Mehr Cafévermissung – zuerst war ich krank, dann kam Corona
Natürlich gibt es noch andere Cafés in Kiel. Aber ich konnte schon seit September nicht mehr entspannt in ein Café gehen und dann auch irgendwann gar nicht mehr, weil ich krank war. Im März war ich soweit wieder gesund, dass ein Cafébesuch auch wieder genussvoll und nicht nur anstrengend hätte sein können. Aber da hat Corona die Cafés geschlossen.
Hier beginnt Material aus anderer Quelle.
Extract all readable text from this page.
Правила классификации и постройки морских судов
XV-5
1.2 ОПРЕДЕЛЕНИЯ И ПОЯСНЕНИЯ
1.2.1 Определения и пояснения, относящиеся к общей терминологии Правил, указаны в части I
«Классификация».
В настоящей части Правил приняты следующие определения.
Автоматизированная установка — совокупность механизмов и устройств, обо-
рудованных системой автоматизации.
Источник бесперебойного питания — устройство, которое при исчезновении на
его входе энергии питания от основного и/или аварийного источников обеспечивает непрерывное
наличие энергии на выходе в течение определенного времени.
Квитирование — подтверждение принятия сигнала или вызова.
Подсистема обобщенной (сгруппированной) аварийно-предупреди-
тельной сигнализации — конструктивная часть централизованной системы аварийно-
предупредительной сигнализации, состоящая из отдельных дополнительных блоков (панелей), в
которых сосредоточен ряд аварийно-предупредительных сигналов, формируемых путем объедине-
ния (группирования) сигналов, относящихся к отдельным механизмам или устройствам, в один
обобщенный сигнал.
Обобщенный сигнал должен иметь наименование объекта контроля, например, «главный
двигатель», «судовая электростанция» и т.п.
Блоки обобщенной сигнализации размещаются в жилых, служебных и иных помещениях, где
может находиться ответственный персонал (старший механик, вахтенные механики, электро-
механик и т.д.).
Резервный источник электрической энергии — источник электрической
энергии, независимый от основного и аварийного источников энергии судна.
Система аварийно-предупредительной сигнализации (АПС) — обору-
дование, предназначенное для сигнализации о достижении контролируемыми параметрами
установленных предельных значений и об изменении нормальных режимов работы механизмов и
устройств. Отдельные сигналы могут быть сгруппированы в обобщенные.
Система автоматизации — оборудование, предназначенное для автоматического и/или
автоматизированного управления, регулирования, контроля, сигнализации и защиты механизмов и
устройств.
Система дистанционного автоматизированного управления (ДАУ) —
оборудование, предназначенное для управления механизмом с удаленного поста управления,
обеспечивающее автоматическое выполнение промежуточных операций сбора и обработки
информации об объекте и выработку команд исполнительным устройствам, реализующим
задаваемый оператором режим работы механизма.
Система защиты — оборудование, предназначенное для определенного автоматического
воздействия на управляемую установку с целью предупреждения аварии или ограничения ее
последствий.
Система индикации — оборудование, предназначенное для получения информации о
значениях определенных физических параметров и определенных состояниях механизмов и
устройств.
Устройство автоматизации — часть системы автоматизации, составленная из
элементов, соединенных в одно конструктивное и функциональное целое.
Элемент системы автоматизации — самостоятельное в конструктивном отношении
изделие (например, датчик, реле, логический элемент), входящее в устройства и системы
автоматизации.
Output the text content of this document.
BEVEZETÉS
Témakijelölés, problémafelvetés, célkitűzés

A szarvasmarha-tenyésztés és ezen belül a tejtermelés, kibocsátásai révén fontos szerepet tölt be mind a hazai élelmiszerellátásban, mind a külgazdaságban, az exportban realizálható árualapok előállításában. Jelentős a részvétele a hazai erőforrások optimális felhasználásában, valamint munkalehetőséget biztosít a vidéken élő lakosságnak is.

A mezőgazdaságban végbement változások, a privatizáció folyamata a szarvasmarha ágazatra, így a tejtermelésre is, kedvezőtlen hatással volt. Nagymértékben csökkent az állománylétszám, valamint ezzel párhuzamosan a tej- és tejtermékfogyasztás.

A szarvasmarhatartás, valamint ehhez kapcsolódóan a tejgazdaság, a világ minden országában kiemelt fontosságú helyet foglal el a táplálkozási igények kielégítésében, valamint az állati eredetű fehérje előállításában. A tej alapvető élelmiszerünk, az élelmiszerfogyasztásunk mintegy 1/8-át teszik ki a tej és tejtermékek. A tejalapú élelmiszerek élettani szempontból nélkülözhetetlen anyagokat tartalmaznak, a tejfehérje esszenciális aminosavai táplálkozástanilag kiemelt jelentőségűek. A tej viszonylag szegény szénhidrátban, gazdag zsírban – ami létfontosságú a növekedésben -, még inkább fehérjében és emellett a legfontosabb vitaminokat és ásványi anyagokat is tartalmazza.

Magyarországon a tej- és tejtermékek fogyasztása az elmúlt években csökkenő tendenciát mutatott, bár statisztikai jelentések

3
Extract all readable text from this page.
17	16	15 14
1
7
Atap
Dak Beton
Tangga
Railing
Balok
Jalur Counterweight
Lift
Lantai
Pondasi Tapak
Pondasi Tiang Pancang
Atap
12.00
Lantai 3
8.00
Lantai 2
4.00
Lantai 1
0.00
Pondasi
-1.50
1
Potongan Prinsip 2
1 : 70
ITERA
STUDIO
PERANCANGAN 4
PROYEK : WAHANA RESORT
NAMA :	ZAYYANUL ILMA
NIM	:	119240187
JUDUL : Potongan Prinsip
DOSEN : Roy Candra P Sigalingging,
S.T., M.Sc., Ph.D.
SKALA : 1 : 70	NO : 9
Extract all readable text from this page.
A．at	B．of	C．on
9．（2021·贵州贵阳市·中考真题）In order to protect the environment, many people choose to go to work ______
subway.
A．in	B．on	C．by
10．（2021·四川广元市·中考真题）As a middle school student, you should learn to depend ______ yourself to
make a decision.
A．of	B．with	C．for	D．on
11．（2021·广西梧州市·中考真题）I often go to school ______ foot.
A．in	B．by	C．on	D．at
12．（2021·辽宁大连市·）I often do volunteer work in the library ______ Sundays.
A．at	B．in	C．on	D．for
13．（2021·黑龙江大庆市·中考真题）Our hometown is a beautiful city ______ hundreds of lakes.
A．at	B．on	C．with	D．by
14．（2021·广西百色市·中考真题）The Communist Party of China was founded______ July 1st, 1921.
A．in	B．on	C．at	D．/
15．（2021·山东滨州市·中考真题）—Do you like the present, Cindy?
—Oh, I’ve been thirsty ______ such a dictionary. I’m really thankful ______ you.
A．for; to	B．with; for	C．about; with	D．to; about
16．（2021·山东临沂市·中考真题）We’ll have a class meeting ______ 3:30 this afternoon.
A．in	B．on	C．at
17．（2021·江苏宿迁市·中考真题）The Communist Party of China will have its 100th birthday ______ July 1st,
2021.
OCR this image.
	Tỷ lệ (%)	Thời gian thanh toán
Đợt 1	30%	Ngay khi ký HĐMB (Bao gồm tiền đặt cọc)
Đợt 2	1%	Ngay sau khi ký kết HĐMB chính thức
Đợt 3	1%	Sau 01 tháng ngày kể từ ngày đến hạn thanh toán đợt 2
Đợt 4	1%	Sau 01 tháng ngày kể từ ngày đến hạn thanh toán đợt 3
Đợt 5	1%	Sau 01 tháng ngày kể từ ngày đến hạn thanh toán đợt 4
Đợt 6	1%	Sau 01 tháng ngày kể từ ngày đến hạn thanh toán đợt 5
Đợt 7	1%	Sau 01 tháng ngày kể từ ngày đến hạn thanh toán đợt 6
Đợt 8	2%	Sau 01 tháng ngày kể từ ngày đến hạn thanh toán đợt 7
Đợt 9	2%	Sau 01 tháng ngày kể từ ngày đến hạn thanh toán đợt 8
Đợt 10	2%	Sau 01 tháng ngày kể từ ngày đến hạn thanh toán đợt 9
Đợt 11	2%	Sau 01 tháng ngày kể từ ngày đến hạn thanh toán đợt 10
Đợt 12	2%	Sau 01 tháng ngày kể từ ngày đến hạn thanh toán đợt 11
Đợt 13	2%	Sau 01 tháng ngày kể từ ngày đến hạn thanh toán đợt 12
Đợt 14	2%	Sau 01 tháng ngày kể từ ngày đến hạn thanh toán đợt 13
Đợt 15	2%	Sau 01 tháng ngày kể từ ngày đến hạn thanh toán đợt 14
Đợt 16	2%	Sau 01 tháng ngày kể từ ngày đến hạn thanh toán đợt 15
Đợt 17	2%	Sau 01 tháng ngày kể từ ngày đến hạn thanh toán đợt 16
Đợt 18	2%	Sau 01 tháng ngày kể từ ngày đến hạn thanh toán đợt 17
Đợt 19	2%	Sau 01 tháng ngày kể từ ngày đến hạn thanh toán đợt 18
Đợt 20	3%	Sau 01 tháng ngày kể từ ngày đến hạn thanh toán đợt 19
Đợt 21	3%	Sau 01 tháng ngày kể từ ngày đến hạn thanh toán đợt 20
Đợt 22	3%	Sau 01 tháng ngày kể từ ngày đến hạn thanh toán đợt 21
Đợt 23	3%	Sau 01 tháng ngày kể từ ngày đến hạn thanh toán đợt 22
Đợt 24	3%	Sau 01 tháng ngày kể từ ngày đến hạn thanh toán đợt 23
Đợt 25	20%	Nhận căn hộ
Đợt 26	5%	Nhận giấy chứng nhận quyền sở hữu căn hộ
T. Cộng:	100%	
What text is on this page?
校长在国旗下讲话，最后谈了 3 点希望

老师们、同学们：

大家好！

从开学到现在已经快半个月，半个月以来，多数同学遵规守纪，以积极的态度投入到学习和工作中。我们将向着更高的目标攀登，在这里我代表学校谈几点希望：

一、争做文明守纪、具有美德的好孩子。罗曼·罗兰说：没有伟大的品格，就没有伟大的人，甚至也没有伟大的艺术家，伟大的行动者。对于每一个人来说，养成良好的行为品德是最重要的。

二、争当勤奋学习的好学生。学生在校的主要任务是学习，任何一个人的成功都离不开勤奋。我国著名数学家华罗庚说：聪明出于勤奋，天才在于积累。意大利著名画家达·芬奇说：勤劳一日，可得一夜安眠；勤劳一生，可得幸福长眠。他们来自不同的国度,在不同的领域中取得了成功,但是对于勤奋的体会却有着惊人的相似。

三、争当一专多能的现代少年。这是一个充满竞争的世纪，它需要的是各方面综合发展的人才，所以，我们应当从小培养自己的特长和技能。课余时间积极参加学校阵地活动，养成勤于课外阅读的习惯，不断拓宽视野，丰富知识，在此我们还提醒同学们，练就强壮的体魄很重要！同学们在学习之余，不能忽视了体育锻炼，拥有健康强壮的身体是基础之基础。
Und die kleinen gemütlichen Cafés sind hier in Kiel auch immer noch geschlossen. Was ich sehr gut verstehen und nachvollziehen kann, denn ein geselliger Cafébetrieb ist unter den gegeben Umständen einfach nicht möglich. Ich würde mich zur Zeit wegen Corona-Vorsicht auch noch gar nicht wohlfühlen in einem geschlossenen Raum mit vielen Personen.
Meinen Lieblingsplatz im Café Bakeliet wird es auch nicht mehr geben
Gestern habe ich beim Cappuccinoholen erfahren, dass mein Lieblingsplatz im Café Bakeliet zwischen der Kaffeemaschine und dem Fenster in Zukunft kein Platz mehr sein wird. Das Fenster bleibt das Brotregal und damit das auch so bleiben kann, wenn wieder Gäste das Café betreten, wird der Tresen umgebaut.
Damit verschwindet dieser kuschelige Platz an dem ich die Geräuschkulisse des Cafés gut hören konnte, selber aber an einem ruhigen Platz saß und gut beobachten konnte, wer ins Café kam. Oder einfach dort mein Buch lesen und einen Cappuccino trinken, um nach einer Viertel Stunde Cafépause wieder zu gehen.
Cafégeschichten lesen, um Cafévermissung zu lindern
Um meine Cafévermissung etwas zu lindern, habe ich mir in meinem Kieler Lieblingsbuchladen einen Stapel Bücher mit Cafégeschichten bestellt. Die lese ich Zuhause in meinem Lesesessel und trinke einen schönen Cappuccino dazu.
Als Erstes habe ich „Die Ballade vom traurigen Café“ von Carson McCullers gelesen. Eine großartige Geschichte über drei Außenseiter, das unerwiderte Lieben, ein Café als Zentrum in einer kleinen Südstaatensiedlung und wie der Titel eigentlich schon verrät überhaupt nicht geeignet, um Cafévermissung zu lindern. Trotzdem werde ich die Geschichte nochmal lesen.
Letztes Jahr im Juli habe ich die Geschichte „Ein gutes Café an der Place Saint-Michel“ von Ernest Hemingway zum ersten Mal gelesen. Jetzt habe ich sie nochmal gelesen. Ich finde, das ist eine schöne Cafégeschichte, die dazu einlädt, selbst Cafégeschichten zu erzählen. Und selbst Cafégeschichten zu schreiben, ist bestimmt auch ein gutes Mittel, um mit der Cafévermissung umzugehen. Das werde ich ausprobieren. Und irgendwie ist dieser Blogbeitrag ja auch schon eine Cafégeschichte.
Hast du Cafévermissung? Kennst du schöne Cafégeschichten? Oder hättest du auch Lust Cafégeschichten zu schreiben?